Batılı seyyahlardan biri şöyle yazıyor: Bir Türk beldesinde hangi mahallede Türkler, hangi mahallede azınlıklar yaşıyor, köpeklerden anlayabilirsiniz. Köpekler semiz, uysal ve sessiz ise orası Türk mahallesidir. Eğer köpekler, zayıf, çelimsiz, gürültücü ve saldıgan ise orası gayr-i müslimlerin mahallesidir. Türk mahallesindeki munis köpekler saldırmamakla kalmıyor, lüzumsuz yere havlamıyorlar bile... Mahallelerini bekliyorlar. Ama gayr-i müslimlerin mahallesindeki köpeklerden korkmalısınız...
Çocukluğumdan hatırlıyorum, bizzat şahidim... Köyde hayvanlar su için çeşmeye getirilirdi. Bugün de mevcut çeşmenin büyük oluğunda 10-15, küçük oluğunda 2 hayvan yan yana su içebilir. İtiş kakış için hiç bir sebep yok. Yumuşak huylu ailelerin hayvanları uslu uslu sularını içer ve giderdi. Kavgacı ailelerin hayvanları, sayıları az bile olsa mutlaka birbirleriyle ve başkalarıyla didişirlerdi. Onları ayırmak zor olurdu. Vuruşan hayvanlardan bazıları yaralanırdı. Suya çıkarılmaları, su içmelerinin sağlanması ve geri götürülmeleri her biri ayrı meşakkat...

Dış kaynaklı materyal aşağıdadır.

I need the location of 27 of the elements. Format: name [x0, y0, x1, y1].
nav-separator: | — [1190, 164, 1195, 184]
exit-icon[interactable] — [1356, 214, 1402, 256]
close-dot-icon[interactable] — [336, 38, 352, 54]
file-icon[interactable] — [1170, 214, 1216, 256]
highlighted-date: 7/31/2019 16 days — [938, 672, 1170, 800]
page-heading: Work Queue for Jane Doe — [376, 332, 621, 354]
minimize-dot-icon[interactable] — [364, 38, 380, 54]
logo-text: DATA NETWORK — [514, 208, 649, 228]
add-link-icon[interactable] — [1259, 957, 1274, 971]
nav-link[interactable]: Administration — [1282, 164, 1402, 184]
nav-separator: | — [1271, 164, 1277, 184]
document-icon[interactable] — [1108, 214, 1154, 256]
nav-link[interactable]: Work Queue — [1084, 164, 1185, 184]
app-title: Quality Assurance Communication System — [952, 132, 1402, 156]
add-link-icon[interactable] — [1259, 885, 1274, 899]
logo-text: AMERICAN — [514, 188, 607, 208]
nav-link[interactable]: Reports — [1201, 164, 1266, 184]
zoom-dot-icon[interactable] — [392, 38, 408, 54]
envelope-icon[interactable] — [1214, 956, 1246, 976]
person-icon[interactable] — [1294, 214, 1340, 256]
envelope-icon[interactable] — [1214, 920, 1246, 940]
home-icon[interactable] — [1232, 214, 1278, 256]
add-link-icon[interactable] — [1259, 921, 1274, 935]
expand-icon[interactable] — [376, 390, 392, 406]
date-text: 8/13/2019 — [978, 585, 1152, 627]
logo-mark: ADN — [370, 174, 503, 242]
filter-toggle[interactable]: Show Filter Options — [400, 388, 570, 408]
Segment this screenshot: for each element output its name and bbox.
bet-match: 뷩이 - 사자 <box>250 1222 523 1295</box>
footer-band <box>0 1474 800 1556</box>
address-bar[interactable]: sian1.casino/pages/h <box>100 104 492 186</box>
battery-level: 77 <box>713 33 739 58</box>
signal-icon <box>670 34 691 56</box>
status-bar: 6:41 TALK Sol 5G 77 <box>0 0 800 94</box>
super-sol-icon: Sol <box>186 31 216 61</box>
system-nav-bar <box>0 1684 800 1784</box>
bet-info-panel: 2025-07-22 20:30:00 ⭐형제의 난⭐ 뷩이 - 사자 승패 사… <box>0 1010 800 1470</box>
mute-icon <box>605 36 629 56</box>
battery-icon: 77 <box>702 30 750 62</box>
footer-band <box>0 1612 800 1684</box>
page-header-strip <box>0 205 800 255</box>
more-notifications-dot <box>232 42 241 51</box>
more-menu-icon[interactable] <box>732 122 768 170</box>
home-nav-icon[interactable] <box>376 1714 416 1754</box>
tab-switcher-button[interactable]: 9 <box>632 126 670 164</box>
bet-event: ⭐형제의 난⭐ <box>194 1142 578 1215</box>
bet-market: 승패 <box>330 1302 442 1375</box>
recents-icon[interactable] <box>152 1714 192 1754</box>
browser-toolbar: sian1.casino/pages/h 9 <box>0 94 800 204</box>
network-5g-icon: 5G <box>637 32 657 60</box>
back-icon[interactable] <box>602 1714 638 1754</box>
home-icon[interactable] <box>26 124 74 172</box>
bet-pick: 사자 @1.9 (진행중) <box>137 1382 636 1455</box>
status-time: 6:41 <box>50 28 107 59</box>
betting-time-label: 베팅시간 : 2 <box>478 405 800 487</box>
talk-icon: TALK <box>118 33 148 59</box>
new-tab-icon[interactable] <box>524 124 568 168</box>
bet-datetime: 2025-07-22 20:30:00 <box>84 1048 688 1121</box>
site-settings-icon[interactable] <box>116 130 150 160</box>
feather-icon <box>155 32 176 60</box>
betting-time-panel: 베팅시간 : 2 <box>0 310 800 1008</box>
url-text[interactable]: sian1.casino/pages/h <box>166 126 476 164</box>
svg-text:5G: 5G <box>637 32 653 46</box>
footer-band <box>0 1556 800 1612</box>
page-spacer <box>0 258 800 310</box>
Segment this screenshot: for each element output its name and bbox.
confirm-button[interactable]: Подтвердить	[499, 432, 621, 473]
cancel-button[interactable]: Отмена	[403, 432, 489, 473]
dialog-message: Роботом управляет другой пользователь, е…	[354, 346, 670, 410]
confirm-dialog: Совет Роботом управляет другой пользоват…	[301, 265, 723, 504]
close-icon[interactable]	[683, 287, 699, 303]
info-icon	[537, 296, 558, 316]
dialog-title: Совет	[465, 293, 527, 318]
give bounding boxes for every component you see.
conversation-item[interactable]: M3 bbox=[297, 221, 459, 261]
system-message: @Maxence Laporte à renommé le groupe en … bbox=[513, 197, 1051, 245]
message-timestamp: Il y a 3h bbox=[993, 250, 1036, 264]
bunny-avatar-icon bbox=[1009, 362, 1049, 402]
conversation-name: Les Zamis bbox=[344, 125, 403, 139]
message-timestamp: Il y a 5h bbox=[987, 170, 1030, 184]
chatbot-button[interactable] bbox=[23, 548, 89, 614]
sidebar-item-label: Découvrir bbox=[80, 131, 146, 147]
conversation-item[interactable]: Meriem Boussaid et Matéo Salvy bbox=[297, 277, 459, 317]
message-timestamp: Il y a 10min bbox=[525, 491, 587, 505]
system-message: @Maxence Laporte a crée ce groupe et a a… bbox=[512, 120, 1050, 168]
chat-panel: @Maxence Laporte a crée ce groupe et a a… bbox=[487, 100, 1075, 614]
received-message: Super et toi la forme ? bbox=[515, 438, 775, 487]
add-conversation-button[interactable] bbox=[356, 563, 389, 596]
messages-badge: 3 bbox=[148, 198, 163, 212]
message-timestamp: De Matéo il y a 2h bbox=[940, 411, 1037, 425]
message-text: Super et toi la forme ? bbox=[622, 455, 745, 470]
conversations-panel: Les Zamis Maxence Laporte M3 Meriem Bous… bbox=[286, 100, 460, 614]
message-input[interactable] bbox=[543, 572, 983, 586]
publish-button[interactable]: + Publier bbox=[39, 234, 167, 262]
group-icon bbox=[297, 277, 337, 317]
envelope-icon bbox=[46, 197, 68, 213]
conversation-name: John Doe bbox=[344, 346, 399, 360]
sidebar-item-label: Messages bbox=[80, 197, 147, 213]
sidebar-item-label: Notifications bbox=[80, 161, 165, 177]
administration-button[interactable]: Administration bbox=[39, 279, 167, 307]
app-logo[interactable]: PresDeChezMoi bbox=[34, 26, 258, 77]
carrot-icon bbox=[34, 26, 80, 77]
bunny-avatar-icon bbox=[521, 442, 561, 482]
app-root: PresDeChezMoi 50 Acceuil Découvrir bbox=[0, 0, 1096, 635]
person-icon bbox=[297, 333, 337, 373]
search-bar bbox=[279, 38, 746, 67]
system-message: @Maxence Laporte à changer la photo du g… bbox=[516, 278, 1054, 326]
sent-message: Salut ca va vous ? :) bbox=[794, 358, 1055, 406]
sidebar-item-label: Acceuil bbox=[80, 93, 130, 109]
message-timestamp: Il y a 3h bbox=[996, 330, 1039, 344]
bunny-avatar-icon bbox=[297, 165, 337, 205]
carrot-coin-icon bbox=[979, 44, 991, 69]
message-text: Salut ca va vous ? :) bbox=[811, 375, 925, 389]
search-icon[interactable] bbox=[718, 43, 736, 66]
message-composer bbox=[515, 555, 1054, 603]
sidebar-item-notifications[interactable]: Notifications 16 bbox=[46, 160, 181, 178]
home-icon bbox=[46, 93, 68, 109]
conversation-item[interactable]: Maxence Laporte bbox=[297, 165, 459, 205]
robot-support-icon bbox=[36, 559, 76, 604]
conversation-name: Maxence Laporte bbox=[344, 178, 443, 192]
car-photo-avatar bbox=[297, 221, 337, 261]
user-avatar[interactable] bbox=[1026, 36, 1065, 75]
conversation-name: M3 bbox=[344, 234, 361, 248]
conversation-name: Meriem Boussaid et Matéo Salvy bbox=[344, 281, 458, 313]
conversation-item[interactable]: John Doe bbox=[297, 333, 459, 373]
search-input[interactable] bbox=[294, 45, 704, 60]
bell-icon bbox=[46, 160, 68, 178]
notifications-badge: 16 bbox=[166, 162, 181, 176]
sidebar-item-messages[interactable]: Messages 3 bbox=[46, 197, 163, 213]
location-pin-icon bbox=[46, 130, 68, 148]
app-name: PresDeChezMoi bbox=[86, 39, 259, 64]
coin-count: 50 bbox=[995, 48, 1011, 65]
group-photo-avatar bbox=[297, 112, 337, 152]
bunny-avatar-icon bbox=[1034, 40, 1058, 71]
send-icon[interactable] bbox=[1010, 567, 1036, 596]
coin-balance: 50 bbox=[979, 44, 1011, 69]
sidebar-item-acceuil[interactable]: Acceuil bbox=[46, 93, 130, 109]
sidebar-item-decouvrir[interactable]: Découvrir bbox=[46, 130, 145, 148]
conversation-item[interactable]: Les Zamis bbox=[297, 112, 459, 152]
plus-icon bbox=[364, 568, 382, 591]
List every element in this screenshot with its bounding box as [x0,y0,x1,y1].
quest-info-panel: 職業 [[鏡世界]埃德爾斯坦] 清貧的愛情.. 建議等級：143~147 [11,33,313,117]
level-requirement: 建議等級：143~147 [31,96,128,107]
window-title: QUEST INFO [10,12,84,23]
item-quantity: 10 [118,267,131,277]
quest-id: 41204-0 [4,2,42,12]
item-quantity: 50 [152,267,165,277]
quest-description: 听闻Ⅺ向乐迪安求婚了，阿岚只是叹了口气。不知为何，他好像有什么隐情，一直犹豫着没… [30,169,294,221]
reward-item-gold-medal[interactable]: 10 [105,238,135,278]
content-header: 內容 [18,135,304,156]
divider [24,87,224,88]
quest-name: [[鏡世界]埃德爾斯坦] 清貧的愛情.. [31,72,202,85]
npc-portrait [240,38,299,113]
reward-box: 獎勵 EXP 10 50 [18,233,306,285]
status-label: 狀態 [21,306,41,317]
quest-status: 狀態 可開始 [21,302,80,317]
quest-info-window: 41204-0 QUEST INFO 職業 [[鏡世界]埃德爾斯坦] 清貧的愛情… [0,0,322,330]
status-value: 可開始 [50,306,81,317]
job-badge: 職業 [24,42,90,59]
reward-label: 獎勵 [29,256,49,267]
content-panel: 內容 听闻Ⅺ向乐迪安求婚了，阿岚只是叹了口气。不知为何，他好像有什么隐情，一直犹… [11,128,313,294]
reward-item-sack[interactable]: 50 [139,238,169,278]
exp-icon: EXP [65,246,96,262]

Şimdi sokak köpeklerini hizaya getirmeye, onları kontrol altına almaya, sayılarını azaltmaya, zararlarından korunmaya matuf kanun çıkarılıyor. Ama asıl iyi insan yetiştirmeye matuf faaliyetler gerektiği, işin püf noktasının bu olduğu anlaşılamıyor, akıl edilemiyor. Geçmişimizde bu mesele nasıl halledilmişti diyen yok.